Chad Green was used as an opener, but he struggled. Luckily, the Yankees’ offense did not. They turned the game around with a seven-run sixth inning, which actually only included four hits. Two runs were walked homed, and four other batters walked in the inning. Two of the Yankees’ outs were made on a bunt pop fly and a runner attempting to advance a base. Everyone in the lineup batted at least once, and eight of them reached base safely at one point.
It didn’t end up mattering, but here are the plays that combined to allow the Royals to score in the ninth inning, cutting the lead to one. An E1 on a failed pick off throw, and that runner tagging up and scoring on a foul-out pop fly. It was another game that allows you to side eye fielding percentage, as that error was the only one the Yankees were given, despite it not being a clean game.

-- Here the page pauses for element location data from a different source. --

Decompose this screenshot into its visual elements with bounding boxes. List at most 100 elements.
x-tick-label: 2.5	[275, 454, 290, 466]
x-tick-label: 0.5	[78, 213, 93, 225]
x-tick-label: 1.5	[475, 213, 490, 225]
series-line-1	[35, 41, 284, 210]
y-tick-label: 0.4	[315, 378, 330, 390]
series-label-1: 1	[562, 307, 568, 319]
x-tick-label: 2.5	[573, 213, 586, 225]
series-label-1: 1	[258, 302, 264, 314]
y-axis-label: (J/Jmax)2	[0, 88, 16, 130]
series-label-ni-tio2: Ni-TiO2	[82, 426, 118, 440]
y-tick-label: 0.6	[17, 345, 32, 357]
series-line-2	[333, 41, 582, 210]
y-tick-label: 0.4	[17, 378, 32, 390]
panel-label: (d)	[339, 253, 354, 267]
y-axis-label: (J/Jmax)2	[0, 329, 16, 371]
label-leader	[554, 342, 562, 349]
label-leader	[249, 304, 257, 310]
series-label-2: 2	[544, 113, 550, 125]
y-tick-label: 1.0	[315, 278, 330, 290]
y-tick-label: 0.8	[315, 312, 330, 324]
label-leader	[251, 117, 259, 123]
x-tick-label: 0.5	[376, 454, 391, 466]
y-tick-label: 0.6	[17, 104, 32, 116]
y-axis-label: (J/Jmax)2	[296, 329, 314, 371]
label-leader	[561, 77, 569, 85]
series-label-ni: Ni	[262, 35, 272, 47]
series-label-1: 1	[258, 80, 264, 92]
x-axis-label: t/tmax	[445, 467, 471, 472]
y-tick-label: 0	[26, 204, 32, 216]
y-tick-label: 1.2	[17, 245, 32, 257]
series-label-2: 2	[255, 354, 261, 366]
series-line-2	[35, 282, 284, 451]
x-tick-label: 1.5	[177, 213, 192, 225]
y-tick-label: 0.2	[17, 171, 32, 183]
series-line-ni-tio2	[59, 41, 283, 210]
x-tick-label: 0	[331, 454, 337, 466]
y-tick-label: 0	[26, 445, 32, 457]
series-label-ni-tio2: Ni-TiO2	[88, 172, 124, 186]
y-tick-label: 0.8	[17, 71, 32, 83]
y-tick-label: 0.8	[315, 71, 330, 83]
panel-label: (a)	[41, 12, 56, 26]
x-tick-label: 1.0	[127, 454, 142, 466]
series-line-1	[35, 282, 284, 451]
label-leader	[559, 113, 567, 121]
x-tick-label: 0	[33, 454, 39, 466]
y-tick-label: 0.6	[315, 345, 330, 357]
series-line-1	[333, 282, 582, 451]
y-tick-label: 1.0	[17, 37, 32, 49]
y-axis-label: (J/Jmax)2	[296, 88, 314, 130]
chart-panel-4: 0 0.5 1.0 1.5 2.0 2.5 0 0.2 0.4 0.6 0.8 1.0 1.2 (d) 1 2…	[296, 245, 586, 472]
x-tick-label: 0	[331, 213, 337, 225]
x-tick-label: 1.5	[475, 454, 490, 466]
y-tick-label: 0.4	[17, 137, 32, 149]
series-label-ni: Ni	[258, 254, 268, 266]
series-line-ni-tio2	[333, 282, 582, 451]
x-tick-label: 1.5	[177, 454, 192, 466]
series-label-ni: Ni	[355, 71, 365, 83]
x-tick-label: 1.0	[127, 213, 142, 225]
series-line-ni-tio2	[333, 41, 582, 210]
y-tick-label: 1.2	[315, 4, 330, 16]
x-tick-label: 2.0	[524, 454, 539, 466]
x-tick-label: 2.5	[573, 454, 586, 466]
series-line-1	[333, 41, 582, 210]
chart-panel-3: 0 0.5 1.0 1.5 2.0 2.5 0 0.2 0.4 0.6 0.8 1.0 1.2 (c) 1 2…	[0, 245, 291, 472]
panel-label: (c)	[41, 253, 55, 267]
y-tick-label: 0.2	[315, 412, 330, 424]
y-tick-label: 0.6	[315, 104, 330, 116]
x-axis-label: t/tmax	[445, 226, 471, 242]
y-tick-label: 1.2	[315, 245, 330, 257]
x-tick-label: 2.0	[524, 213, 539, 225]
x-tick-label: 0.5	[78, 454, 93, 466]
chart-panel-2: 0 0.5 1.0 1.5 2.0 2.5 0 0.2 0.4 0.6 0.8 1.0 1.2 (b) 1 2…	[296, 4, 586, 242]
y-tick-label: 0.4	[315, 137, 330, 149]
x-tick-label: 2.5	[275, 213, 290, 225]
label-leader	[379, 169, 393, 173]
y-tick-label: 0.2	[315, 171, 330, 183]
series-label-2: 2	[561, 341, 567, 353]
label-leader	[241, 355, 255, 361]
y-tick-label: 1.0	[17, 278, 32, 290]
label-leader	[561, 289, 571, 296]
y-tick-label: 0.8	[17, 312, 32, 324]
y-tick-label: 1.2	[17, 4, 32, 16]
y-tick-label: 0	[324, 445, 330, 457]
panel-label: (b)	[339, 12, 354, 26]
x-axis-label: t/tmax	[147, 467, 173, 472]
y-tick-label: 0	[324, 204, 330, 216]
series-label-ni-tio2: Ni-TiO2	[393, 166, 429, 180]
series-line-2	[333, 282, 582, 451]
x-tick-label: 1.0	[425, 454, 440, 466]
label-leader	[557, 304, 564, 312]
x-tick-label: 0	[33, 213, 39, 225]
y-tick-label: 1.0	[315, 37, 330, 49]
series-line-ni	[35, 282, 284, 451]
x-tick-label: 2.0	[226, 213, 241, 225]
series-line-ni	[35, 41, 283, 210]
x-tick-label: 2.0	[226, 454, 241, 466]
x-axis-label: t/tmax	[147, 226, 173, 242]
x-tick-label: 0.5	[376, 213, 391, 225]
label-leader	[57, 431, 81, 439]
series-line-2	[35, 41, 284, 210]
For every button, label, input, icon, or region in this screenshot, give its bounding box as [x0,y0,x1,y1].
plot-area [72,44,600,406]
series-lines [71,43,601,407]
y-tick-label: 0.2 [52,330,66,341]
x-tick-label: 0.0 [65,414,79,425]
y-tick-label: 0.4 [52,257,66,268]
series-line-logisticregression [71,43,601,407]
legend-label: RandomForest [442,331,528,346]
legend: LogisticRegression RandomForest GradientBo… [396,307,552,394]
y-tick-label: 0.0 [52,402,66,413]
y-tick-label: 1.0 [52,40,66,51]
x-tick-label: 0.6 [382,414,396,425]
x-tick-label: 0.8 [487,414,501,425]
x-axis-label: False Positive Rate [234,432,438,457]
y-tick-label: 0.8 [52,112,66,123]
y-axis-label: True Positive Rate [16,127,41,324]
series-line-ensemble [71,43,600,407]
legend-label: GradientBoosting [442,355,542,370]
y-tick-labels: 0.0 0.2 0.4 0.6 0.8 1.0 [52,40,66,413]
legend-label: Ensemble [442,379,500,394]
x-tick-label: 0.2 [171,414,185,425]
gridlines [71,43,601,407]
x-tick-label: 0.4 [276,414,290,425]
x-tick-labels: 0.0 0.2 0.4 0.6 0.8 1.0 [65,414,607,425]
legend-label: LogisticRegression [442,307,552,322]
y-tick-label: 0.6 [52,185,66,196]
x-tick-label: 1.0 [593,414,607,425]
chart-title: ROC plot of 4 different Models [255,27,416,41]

This looked like it would be another magical comeback, as the Yankees rallied from three down in the ninth to comeback and tie the game. Instead, Jonathan Holder walked Billy Hamilton and his career .299 on base percentage. Strangely, that didn’t work out.
In the seventh inning, the Yankees faced four different pitchers. You might see that and think, “Oh did they put up some crazy 10 run inning?” No, they did score a couple of runs, but faced more pitchers that they did record hits in the seventh.
LUKE VOIT TRIPLE
There are other things I may have missed, so feel free to add your favorites!